Trump’s antics will probably only get worse, prompting more and more vulnerable Republicans to hammer away at him, perhaps driving him towards more crazy antics.

* JOHN McCAIN JOINS THE CHORUS: The Arizona Senator hits Trump, stating flatly that he “disparaged a fallen soldier’s parents”:

“I cannot emphasize enough how deeply I disagree with Mr. Trump’s statement. I hope Americans understand that the remarks do not represent the views of our Republican Party, its officers, or candidates….I’d like to say to Mr. and Mrs. Khan: thank you for immigrating to America. We’re a better country because of you. And you are certainly right; your son was the best of America, and the memory of his sacrifice will make us a better nation — and he will never be forgotten.”

So McCain agrees with the Democratic nominee, who has also said that the slain Khan represents “the best of America.”

* GOLD STAR FAMILIES RIP TRUMP: CNN reports that a group of Gold Star families has penned a letter to Trump demanding an apology for his “anti-American” comments:

“Your recent comments regarding the Khan family were repugnant and personally offensive to us,” the group of 11 “Gold Star” families wrote. “We feel we must speak out and demand you apologize to the Khans, to all Gold Star families, and to all Americans for your offensive, and frankly anti-American comments.”…”Ours is a sacrifice you will never know. Ours is a sacrifice we would never want you to know,” the families wrote in the letter.

Trump has made a lot of sacrifices. Really big, impressive, tremendous ones.

* TRUMP SUPPORTERS SMEAR THE KHAN FAMILY: The Post overview of the escalating battle between Trump and the Khans serves up this distasteful nugget:

Late Sunday, Trump supporters, including longtime adviser Roger Stone, circulated unsubstantiated accusations from an anti-Islam website about Khizr Khan. Stone tweeted a link to a post that, among other things, accuses Khan of being a Muslim Brotherhood agent who wants to advance sharia law.

How long until Trump goes there?

 * IT’S GUT-CHECK TIME FOR GOP POLITICIANS: E.J. Dionne frames their dilemma:

Republican politicians face a choice. They can accept Hillary Clinton’s invitation to abandon Donald Trump and prevent a redefinition of their party as a haven for bigotry.
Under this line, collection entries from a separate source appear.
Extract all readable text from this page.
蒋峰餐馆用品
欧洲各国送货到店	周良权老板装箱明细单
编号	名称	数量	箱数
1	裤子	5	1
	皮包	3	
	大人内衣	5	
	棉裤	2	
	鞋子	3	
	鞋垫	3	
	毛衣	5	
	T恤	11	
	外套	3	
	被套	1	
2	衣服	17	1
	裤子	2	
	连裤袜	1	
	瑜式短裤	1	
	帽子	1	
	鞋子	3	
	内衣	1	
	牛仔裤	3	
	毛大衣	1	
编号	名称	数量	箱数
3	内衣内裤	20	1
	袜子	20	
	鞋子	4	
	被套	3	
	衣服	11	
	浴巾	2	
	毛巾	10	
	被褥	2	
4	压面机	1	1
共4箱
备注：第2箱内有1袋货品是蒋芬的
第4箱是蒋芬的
Or they can prop Trump up, try to maximize his vote — and thereby tarnish themselves for a generation….Every Republican politician and commentator who continues to say that Trump is a superior or even morally equivalent choice to Hillary Clinton will now own their temporary leader’s brutality for the rest of their political careers.

And as we noted above, this could only get worse from here — perhaps even a lot worse.

* AND SALES OF POCKET CONSTITUTION SKYROCKET: During his convention speech, Khizr Khan brandished a pocket Constitution and urged Trump to read it. Americans responded thusly:

Now, sales of the little book are skyrocketing. A $1 edition of the pocket Constitution printed by the nonpartisan National Center for Constitutional Studies became the second best-selling book on Amazon. It remains there today. It’s not just sales; Google searches for the document increased more than ten-fold on Friday compared to the daily average of the previous month.

It’s an interesting turn of events that a Muslim-American family responding to the nominee of the party of Very Serious Constitutional Conservatives may have successfully stoked public interest in our founding document.